Volksstimme: Sehen Sie die Bundeswehr in den kommenden Jahren in einem mit dem Afghanistan-Engagement vergleichbaren Einsatz?

Steinmeier: Nein.

Volksstimme: Auch nicht in Libyen?

Steinmeier: Nein. Die gesamte Maghreb-Region ist in Bewegung. Eine Region, in der wir islamistische Zuspitzungen befürchtet hatten. Tatsächlich gehen die Menschen dort für Demokratie und Freiheit auf die Straße. Aber der Weg ist noch lange nicht zu Ende. Nicht in Ägypten, nicht in Tunesien. Und in Libyen hat er noch gar nicht richtig begonnen. Ich hoffe, dass es den Nachbarn, Mitgliedern der arabischen Liga, gelingt, Muammar al-Gaddafi dazu zu bringen, mit seiner Familie das Feld zu räumen.

Volksstimme: Neigen wir nicht schon wieder dazu, unsere Vorstellungen von Demokratie in diese Gesellschaften hineinzuinterpretieren?

Steinmeier: Das glaube ich nicht. Weder Politik, Experten noch Geheimdienste haben diese Entwicklungen so vorausgesehen. Auch die Menschen, die auf die Straße gegangen sind, haben nicht zu träumen gewagt, wie viel sie bewirken können. In Ägypten hat keine der oppositionellen Gruppen ihre Kraft so eingeschätzt, dass sie einen Präsidenten nach 30 Jahren in den Ruhestand versetzen können. Wir alle haben das Fanal, das von der Selbstverbrennung eines jungen Mannes in Tunesien ausging, nicht richtig eingeschätzt. Und deshalb sollten wir nicht belehrend auftreten. Aber jene, die ihren ganzen Mut zusammennahmen, haben Anspruch auf Unterstützung. Die sollte Europa gewähren.

Volksstimme: Diese Hilfe erscheint im aktuellen Nachrichtenbild so, als wolle Europa lediglich Flüchtlingsströme verhindern.

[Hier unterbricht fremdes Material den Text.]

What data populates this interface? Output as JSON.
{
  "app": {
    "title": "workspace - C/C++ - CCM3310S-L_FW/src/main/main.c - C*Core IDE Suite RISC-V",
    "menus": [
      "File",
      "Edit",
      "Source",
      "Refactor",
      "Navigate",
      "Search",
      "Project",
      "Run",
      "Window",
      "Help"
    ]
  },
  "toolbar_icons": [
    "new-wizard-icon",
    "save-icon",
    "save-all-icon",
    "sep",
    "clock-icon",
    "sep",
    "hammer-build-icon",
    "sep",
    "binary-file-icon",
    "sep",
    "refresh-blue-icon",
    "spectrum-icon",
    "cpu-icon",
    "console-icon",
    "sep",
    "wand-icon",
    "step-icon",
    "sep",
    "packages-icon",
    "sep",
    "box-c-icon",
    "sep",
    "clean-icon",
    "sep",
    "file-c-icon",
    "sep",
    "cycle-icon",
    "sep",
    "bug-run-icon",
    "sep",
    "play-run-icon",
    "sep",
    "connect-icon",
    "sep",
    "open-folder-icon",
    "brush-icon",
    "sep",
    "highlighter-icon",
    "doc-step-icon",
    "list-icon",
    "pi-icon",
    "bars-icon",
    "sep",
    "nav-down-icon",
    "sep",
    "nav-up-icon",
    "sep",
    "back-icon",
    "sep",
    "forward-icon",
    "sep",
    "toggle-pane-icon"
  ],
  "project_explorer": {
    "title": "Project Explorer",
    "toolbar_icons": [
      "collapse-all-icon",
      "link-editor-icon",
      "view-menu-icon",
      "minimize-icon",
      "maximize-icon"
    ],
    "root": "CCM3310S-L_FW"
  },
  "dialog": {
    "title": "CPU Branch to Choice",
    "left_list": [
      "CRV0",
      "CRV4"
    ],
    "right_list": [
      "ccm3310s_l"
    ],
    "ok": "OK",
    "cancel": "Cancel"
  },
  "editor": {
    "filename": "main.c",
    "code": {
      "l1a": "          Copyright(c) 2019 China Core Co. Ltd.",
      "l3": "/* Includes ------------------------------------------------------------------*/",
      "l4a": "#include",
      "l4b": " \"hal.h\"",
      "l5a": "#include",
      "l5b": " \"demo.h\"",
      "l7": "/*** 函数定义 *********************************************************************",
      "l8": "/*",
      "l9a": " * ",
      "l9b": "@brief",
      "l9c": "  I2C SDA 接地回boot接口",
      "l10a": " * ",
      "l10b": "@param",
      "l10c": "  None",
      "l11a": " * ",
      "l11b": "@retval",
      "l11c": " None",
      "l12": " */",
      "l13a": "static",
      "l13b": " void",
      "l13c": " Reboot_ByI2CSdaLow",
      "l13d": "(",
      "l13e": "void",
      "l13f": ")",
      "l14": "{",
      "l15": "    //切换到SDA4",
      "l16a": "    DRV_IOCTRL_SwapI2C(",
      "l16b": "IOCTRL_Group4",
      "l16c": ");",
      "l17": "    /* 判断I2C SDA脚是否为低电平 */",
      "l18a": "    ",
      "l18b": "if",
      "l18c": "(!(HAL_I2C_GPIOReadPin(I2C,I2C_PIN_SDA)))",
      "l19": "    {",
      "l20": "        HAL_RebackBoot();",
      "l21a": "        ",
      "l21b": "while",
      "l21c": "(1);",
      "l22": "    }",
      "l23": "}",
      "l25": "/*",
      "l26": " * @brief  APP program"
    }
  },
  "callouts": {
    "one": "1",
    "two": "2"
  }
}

Steinmeier: Wenn wir Demokratie und Freiheit stärken, Handelspartner gewinnen und Flüchtlingsströme verhindern wollen, dann muss Europa jetzt handeln. Ich fordere so etwas wie einen Marshall-Plan für die Maghreb-Region, zu der Tunesien, Algerien, Marokko, Libyen und Mauretanien zählen. Denn jede Veränderung in unserer unmittelbaren Nachbarschaft am Mittelmeer wird auch unser Leben in Europa berühren – so oder so!